Integrability and Non Integrability of Some n Body Problems

Abstract

We prove the non integrability of the colinear 3 and 4 body problem, for any positive masses. To deal with resistant cases, we present strong integrability criterions for 3 dimensional homogeneous potentials of degree \(-1\), and prove that such cases cannot appear in the 4 body problem. Following the same strategy, we present a simple proof of non integrability for the planar n body problem. Eventually, we present some integrable cases of the n body problem restricted to some invariant vector spaces.

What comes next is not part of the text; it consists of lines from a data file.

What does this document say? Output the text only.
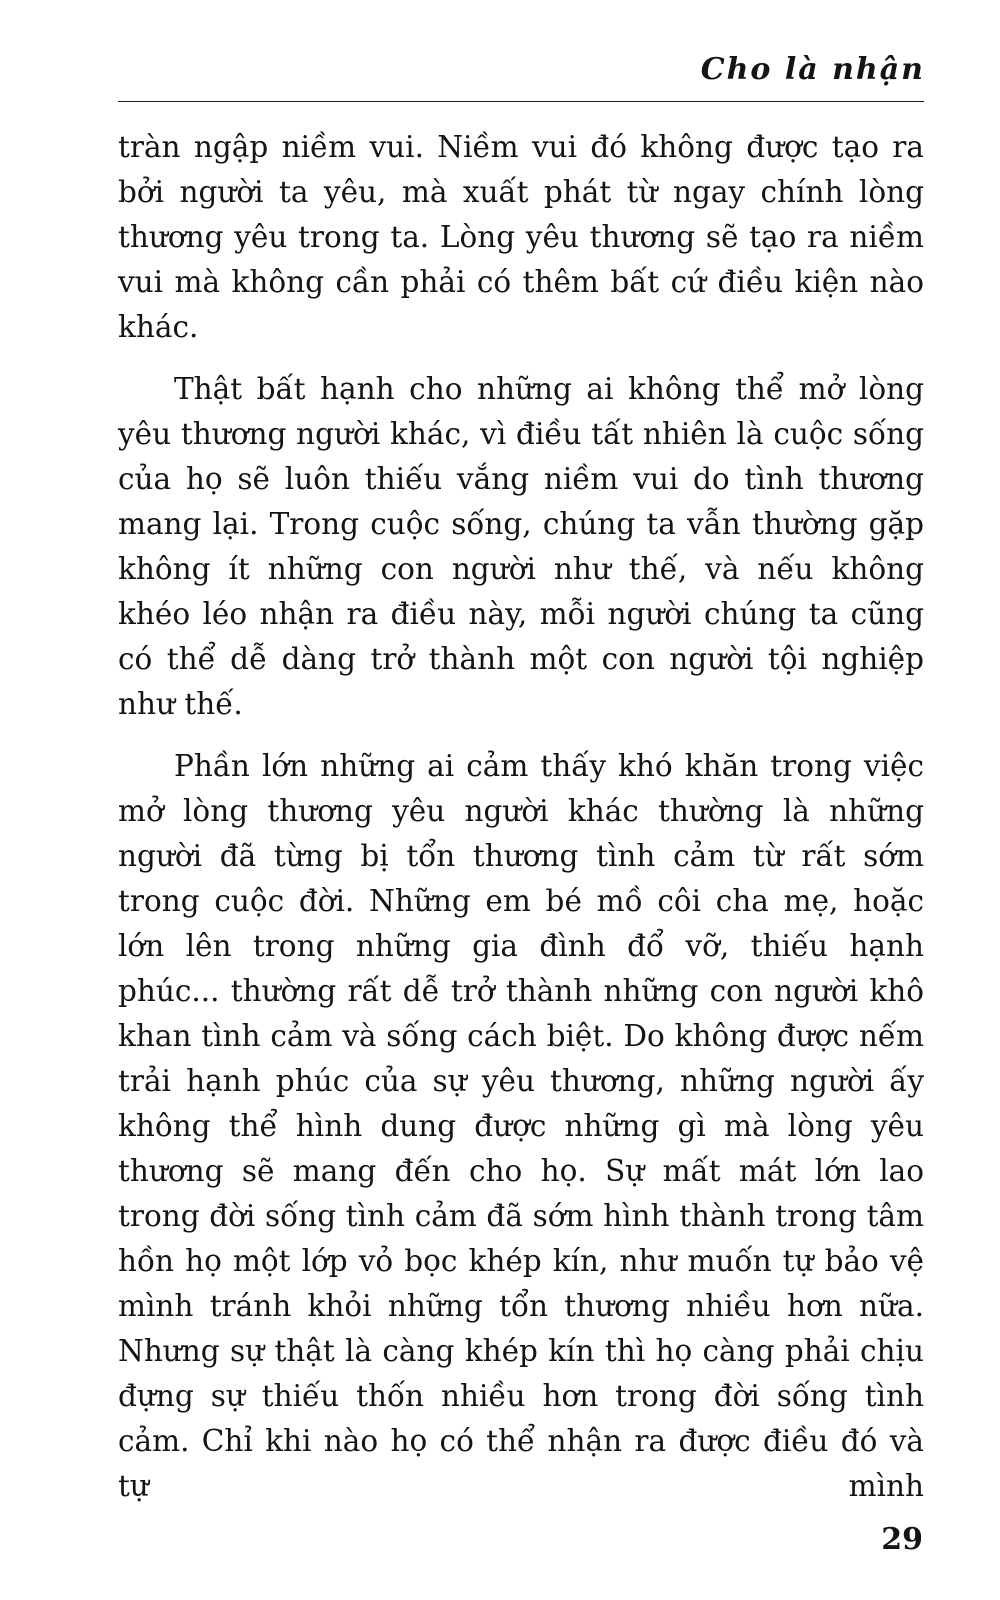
Cho là nhận

tràn ngập niềm vui. Niềm vui đó không được tạo ra bởi người ta yêu, mà xuất phát từ ngay chính lòng thương yêu trong ta. Lòng yêu thương sẽ tạo ra niềm vui mà không cần phải có thêm bất cứ điều kiện nào khác.

Thật bất hạnh cho những ai không thể mở lòng yêu thương người khác, vì điều tất nhiên là cuộc sống của họ sẽ luôn thiếu vắng niềm vui do tình thương mang lại. Trong cuộc sống, chúng ta vẫn thường gặp không ít những con người như thế, và nếu không khéo léo nhận ra điều này, mỗi người chúng ta cũng có thể dễ dàng trở thành một con người tội nghiệp như thế.

Phần lớn những ai cảm thấy khó khăn trong việc mở lòng thương yêu người khác thường là những người đã từng bị tổn thương tình cảm từ rất sớm trong cuộc đời. Những em bé mồ côi cha mẹ, hoặc lớn lên trong những gia đình đổ vỡ, thiếu hạnh phúc... thường rất dễ trở thành những con người khô khan tình cảm và sống cách biệt. Do không được nếm trải hạnh phúc của sự yêu thương, những người ấy không thể hình dung được những gì mà lòng yêu thương sẽ mang đến cho họ. Sự mất mát lớn lao trong đời sống tình cảm đã sớm hình thành trong tâm hồn họ một lớp vỏ bọc khép kín, như muốn tự bảo vệ mình tránh khỏi những tổn thương nhiều hơn nữa. Nhưng sự thật là càng khép kín thì họ càng phải chịu đựng sự thiếu thốn nhiều hơn trong đời sống tình cảm. Chỉ khi nào họ có thể nhận ra được điều đó và tự mình

29
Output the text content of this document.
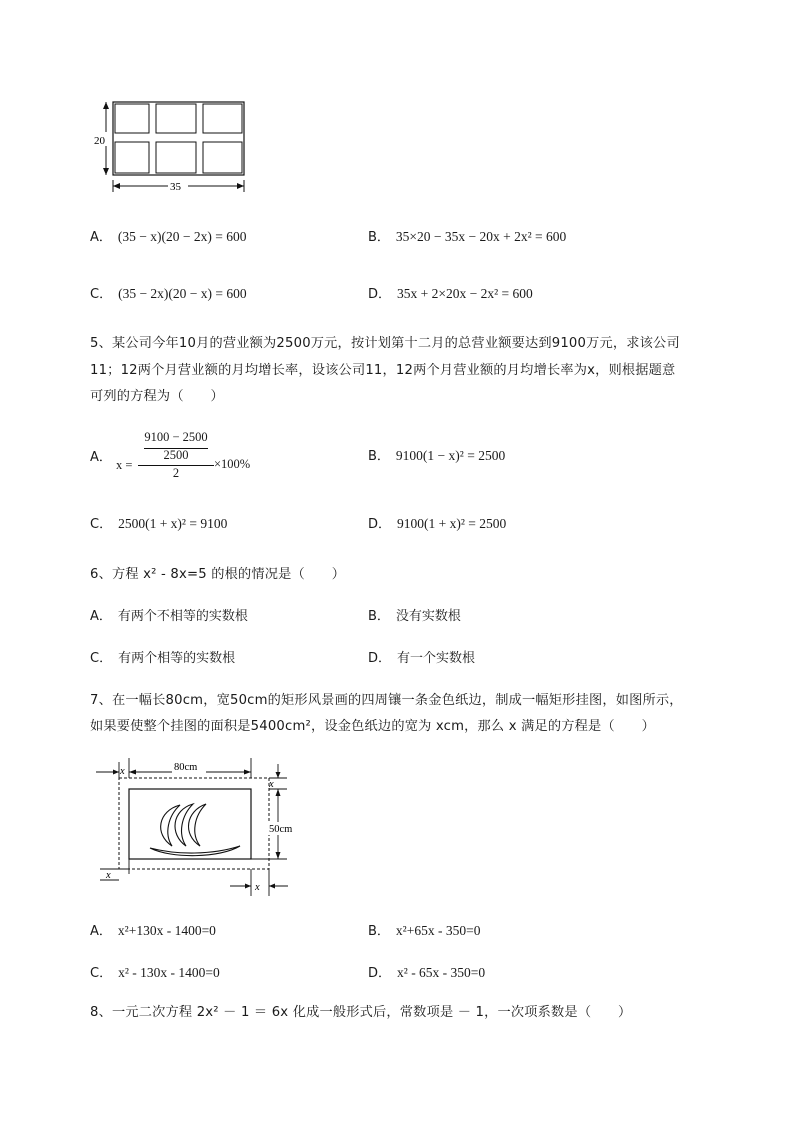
20
35
A． (35 − x)(20 − 2x) = 600	B． 35×20 − 35x − 20x + 2x² = 600
C． (35 − 2x)(20 − x) = 600	D． 35x + 2×20x − 2x² = 600
5、某公司今年10月的营业额为2500万元，按计划第十二月的总营业额要达到9100万元，求该公司
11；12两个月营业额的月均增长率，设该公司11，12两个月营业额的月均增长率为x，则根据题意
可列的方程为（　　）
A． x =
9100 − 2500
2500
2
×100%	B． 9100(1 − x)² = 2500
C． 2500(1 + x)² = 9100	D． 9100(1 + x)² = 2500
6、方程 x² - 8x=5 的根的情况是（　　）
A． 有两个不相等的实数根	B． 没有实数根
C． 有两个相等的实数根	D． 有一个实数根
7、在一幅长80cm，宽50cm的矩形风景画的四周镶一条金色纸边，制成一幅矩形挂图，如图所示，
如果要使整个挂图的面积是5400cm²，设金色纸边的宽为 xcm，那么 x 满足的方程是（　　）
80cm
x
x
50cm
x
x
A． x²+130x - 1400=0	B． x²+65x - 350=0
C． x² - 130x - 1400=0	D． x² - 65x - 350=0
8、一元二次方程 2x² － 1 ＝ 6x 化成一般形式后，常数项是 － 1，一次项系数是（　　）
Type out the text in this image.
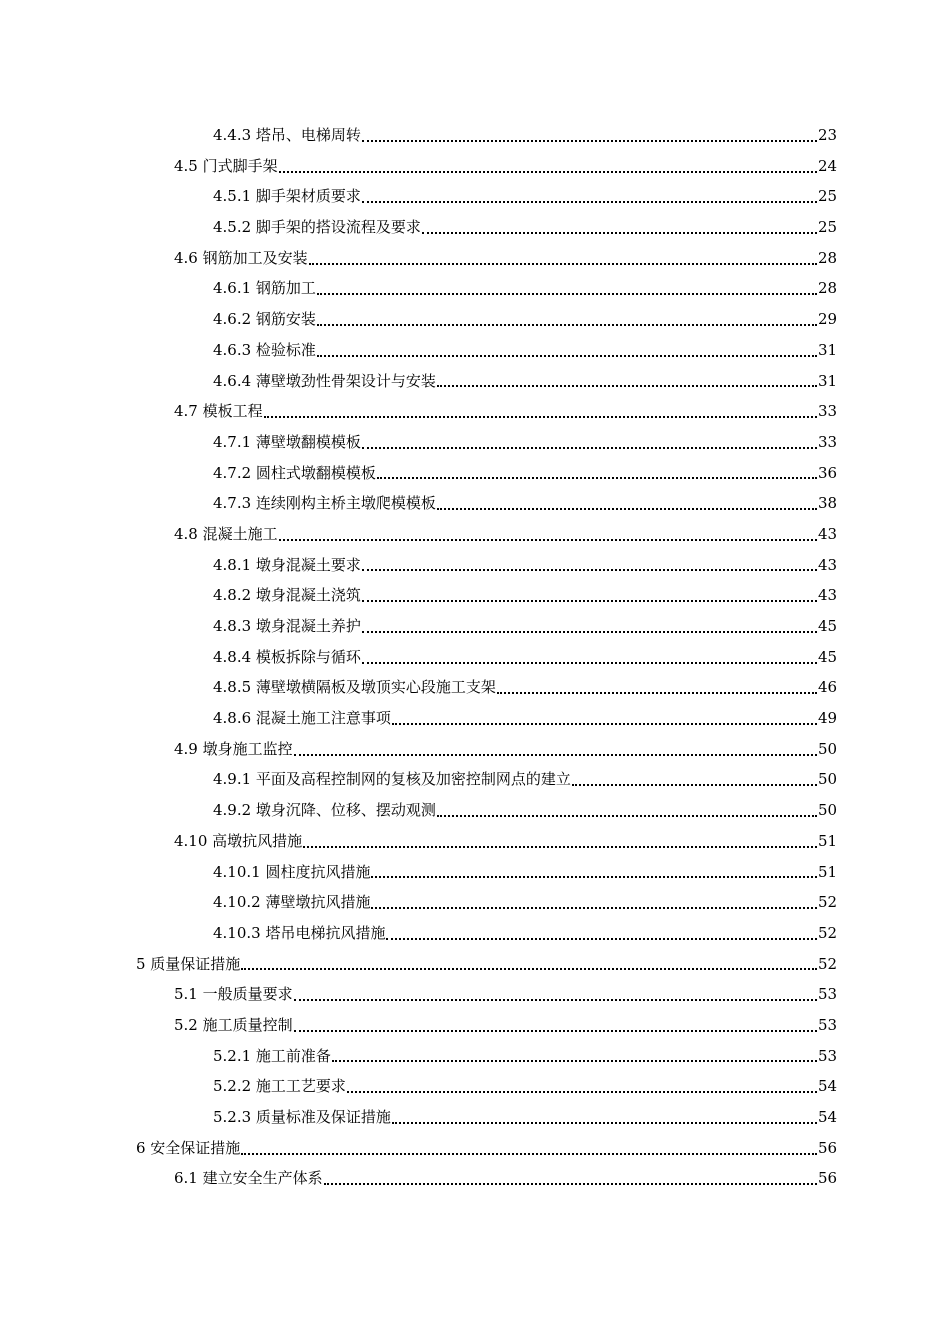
4.4.3 塔吊、电梯周转	23
4.5 门式脚手架	24
4.5.1 脚手架材质要求	25
4.5.2 脚手架的搭设流程及要求	25
4.6 钢筋加工及安装	28
4.6.1 钢筋加工	28
4.6.2 钢筋安装	29
4.6.3 检验标准	31
4.6.4 薄壁墩劲性骨架设计与安装	31
4.7 模板工程	33
4.7.1 薄壁墩翻模模板	33
4.7.2 圆柱式墩翻模模板	36
4.7.3 连续刚构主桥主墩爬模模板	38
4.8 混凝土施工	43
4.8.1 墩身混凝土要求	43
4.8.2 墩身混凝土浇筑	43
4.8.3 墩身混凝土养护	45
4.8.4 模板拆除与循环	45
4.8.5 薄壁墩横隔板及墩顶实心段施工支架	46
4.8.6 混凝土施工注意事项	49
4.9 墩身施工监控	50
4.9.1 平面及高程控制网的复核及加密控制网点的建立	50
4.9.2 墩身沉降、位移、摆动观测	50
4.10 高墩抗风措施	51
4.10.1 圆柱度抗风措施	51
4.10.2 薄壁墩抗风措施	52
4.10.3 塔吊电梯抗风措施	52
5 质量保证措施	52
5.1 一般质量要求	53
5.2 施工质量控制	53
5.2.1 施工前准备	53
5.2.2 施工工艺要求	54
5.2.3 质量标准及保证措施	54
6 安全保证措施	56
6.1 建立安全生产体系	56
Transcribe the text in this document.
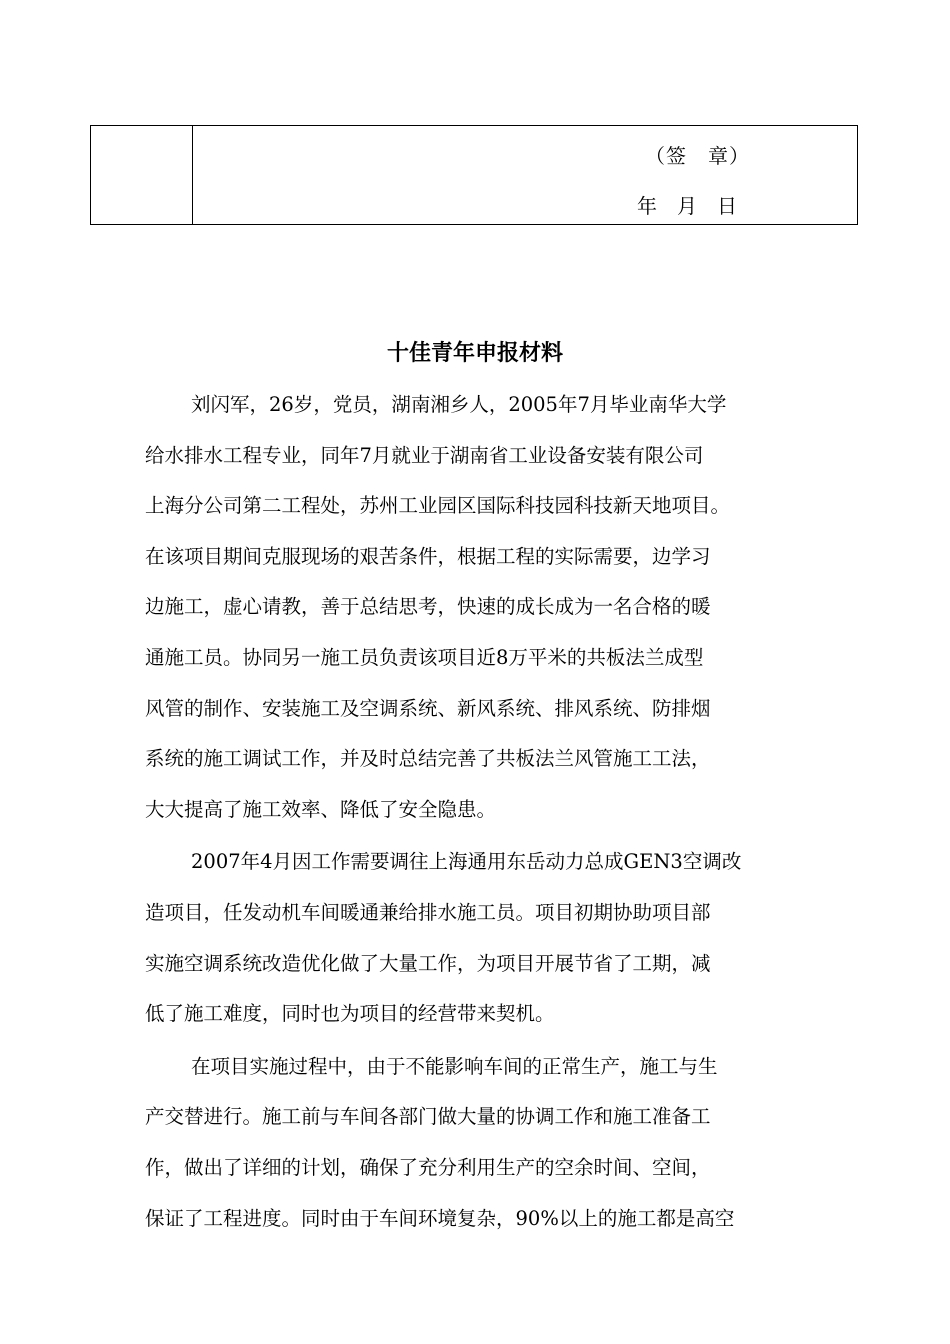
（签　章）
年　月　日
十佳青年申报材料
刘闪军，26岁，党员，湖南湘乡人，2005年7月毕业南华大学
给水排水工程专业，同年7月就业于湖南省工业设备安装有限公司
上海分公司第二工程处，苏州工业园区国际科技园科技新天地项目。
在该项目期间克服现场的艰苦条件，根据工程的实际需要，边学习
边施工，虚心请教，善于总结思考，快速的成长成为一名合格的暖
通施工员。协同另一施工员负责该项目近8万平米的共板法兰成型
风管的制作、安装施工及空调系统、新风系统、排风系统、防排烟
系统的施工调试工作，并及时总结完善了共板法兰风管施工工法，
大大提高了施工效率、降低了安全隐患。
2007年4月因工作需要调往上海通用东岳动力总成GEN3空调改
造项目，任发动机车间暖通兼给排水施工员。项目初期协助项目部
实施空调系统改造优化做了大量工作，为项目开展节省了工期，减
低了施工难度，同时也为项目的经营带来契机。
在项目实施过程中，由于不能影响车间的正常生产，施工与生
产交替进行。施工前与车间各部门做大量的协调工作和施工准备工
作，做出了详细的计划，确保了充分利用生产的空余时间、空间，
保证了工程进度。同时由于车间环境复杂，90%以上的施工都是高空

Appendix A. Integrable Series Expansions at Order 4

The results are written in the following way. We give a series expansion of the form (9) of V, such that the k-th order variational equation of V near c has a virtually Abelian Galois group if and only if \((u_{3,0},u_{3,1},u_{3,2},u_{3,3})\in \mathcal {I}_k^{-1}(0)\). The sequence of ideals \(\mathcal {I}_k\) is growing, and we compute these conditions up to order 4. For the eigenvalues in (8), they are given below. Remark that the Hilbert dimension of the ideals \(\mathcal {I}_4\) greatly depend on eigenvalues, and that sometimes exceptional possible solutions appear in the 4-th order variational equation. In particular, the restriction of these series expansions to the planes in \((q_1,q_2)\) and \((q_1,q_3)\) does not always lead to integrable series expansion at order 4 on these planes.